Regional Report 2003-2004 Asia/Pacific

IASSIST Regional Report 2003-04 Australia

Sophie Holloway
Australian National University
May 2004

After a recent hiatus in data preservation and sharing issues, 2003-04 saw a growing interest in the region.

In Australia, the Australian Social Science Data Archive looks to expand, with a Qualitative Data Archive set to open in 2005 at the University of Queensland, and an Administrative Data Archive planned to open that same year at the University of New South Wales. These archives will all come under the banner of the ASSDA and will better serve both the qualitative and economic researchers who have not been well served through the current data archive.

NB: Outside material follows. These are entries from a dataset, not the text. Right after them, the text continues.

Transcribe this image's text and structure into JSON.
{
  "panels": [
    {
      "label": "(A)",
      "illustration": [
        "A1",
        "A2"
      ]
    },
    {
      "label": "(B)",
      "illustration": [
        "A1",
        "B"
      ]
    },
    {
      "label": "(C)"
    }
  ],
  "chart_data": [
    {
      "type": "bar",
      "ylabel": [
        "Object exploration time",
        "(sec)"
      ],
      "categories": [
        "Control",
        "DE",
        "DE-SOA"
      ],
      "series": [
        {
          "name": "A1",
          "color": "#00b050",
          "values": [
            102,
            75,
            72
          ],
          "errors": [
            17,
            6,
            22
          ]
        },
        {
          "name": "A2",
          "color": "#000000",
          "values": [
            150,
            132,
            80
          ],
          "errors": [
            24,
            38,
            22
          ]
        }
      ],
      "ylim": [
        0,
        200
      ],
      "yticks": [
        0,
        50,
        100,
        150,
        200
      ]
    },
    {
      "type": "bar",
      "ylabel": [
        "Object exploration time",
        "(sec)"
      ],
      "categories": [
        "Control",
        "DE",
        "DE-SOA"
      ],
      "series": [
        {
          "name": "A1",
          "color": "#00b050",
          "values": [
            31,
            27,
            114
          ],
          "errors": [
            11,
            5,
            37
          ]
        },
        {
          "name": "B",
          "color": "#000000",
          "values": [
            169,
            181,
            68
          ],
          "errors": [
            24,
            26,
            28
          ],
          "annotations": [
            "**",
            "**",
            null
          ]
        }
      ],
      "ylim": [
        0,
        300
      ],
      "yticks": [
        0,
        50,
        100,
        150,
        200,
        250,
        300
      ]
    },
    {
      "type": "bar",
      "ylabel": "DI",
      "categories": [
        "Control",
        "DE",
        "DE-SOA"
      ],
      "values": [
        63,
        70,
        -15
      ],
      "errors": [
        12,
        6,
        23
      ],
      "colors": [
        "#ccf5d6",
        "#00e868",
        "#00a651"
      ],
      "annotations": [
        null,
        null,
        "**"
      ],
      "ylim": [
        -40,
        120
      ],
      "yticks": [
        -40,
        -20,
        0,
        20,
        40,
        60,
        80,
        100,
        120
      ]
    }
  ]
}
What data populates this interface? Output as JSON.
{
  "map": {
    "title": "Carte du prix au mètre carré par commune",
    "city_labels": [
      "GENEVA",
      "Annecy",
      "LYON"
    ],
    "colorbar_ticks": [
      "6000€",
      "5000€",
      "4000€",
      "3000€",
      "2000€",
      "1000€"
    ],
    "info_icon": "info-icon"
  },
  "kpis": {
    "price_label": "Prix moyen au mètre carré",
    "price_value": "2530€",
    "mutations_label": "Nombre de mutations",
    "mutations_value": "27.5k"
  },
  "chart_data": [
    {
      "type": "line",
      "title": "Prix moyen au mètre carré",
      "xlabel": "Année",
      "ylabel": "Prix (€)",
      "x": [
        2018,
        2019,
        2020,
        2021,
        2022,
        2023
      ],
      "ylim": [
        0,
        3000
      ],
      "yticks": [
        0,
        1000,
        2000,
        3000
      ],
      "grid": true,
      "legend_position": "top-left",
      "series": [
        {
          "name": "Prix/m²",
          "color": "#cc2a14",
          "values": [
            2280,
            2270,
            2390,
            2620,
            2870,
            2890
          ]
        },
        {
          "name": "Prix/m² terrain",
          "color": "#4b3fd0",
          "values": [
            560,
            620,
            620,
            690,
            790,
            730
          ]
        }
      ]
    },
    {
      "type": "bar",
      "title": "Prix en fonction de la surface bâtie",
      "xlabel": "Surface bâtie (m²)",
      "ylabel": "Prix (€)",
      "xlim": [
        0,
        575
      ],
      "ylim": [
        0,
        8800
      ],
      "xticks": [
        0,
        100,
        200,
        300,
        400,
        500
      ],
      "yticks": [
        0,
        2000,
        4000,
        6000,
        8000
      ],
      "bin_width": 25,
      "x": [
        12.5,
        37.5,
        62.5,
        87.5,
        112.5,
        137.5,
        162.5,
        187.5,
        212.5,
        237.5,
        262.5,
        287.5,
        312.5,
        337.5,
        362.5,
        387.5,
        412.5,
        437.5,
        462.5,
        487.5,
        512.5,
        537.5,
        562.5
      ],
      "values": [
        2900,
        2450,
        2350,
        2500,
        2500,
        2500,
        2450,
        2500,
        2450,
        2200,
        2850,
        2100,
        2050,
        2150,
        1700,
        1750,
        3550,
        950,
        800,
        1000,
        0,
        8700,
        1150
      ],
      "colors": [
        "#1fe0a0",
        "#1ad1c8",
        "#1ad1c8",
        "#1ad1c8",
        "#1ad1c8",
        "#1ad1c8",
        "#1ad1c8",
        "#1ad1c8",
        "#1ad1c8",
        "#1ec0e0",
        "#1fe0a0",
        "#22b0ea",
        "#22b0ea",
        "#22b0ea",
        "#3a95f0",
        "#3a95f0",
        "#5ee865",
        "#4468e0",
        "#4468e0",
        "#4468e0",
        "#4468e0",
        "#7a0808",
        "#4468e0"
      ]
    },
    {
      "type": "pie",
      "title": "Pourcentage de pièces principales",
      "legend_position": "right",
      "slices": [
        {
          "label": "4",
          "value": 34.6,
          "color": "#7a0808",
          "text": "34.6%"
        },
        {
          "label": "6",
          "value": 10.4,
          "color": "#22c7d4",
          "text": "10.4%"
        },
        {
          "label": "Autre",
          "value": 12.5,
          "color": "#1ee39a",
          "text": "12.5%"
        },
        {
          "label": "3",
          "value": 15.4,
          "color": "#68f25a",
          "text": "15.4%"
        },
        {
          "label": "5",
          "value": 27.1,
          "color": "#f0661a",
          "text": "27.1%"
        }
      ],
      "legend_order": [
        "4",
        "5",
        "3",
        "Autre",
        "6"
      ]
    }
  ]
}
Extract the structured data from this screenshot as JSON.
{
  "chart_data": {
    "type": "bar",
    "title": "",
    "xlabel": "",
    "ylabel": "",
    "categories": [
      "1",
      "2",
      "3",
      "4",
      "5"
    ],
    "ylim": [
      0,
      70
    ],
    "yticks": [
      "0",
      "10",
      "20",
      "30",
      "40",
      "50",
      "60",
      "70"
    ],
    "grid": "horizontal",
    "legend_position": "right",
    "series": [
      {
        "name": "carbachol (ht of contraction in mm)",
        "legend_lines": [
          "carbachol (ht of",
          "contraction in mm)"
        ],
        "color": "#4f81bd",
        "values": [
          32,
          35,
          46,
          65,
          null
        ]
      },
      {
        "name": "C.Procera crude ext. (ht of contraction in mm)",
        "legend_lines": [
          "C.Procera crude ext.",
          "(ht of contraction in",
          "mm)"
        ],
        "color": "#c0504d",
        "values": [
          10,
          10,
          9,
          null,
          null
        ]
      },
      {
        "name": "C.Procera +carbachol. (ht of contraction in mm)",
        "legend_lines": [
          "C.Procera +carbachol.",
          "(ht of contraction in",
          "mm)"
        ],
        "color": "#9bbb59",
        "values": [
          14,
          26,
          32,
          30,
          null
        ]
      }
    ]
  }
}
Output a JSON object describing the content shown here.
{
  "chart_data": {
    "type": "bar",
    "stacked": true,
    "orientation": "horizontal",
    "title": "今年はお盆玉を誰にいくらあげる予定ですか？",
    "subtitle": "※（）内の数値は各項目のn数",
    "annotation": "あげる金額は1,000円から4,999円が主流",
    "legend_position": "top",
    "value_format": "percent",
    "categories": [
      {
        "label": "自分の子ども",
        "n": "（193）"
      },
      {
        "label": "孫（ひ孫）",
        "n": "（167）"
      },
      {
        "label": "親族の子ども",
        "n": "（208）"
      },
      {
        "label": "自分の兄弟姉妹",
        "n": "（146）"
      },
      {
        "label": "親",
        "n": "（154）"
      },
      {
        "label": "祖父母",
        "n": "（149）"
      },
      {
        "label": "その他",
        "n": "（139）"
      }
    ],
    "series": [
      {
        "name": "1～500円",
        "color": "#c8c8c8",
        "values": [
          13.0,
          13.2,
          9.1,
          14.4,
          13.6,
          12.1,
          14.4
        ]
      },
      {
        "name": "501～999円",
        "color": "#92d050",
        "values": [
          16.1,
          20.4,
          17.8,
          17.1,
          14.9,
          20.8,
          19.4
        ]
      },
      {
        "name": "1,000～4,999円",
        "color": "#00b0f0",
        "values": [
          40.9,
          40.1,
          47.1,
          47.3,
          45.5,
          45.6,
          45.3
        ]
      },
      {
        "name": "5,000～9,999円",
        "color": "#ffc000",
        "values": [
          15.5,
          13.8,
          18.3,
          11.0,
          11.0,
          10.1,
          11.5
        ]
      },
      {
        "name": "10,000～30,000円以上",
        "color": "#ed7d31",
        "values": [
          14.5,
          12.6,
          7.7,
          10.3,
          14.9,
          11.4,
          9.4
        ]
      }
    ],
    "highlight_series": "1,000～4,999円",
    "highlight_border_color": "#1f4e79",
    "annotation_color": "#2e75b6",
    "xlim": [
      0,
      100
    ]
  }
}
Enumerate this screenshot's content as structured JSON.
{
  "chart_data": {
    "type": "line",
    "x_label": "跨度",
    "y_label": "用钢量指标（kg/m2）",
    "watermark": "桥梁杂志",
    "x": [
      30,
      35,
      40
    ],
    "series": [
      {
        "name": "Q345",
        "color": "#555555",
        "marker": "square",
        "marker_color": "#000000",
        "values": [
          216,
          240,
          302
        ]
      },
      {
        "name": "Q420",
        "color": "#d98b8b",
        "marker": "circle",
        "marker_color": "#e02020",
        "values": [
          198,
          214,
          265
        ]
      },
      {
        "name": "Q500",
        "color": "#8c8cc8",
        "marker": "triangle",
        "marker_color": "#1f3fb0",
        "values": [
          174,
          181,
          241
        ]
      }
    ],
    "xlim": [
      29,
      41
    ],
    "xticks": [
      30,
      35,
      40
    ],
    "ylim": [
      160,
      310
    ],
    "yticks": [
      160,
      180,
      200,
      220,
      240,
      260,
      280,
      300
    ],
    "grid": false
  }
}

ASSDA has also adopted NESSTAR, and while currently it serves our most popular, unrestricted files, we are hoping to have a partially automated data distribution system by 2005.

Great breakthroughs have also been made this year regarding access to government data through the Australian Bureau of Statistics (ABS). Since 1999, ABS have allowed access to their Unit Record files through a system quite similar to the Canadian model. A recent development that might interest the IASSIST group is that overseas access is now possible, through their remote access data laboratory. All an international researcher need do is have an affiliation with an Australian university to access over 50 unit record files, including the latest Census.

In 2003 I was invited, with my head of Centre Dr Deborah Mitchell, to speak at a number of workshops in New Zealand about the necessity of setting up a data archive and access to government data in New Zealand. I also spoke about the importance of joining IASSIST, and gaining the benefit of the years of experience and collegiate support that this organisation offers. Since then, we’ve had visitors from New Zealand to discuss the different ways that could be achieved, and the developments look very positive. Since the New Zealand Data Archive closed its doors in 1996, the Australian data archive has played a care taker role for much of the New Zealand data, and we are looking forward to being able to hand it back when New Zealand re-establishes this capacity.

Hopefully 2004-05 will see great developments being made in both data access and data distribution in the Australian region and I look forward to reporting back at Edinburgh 2005.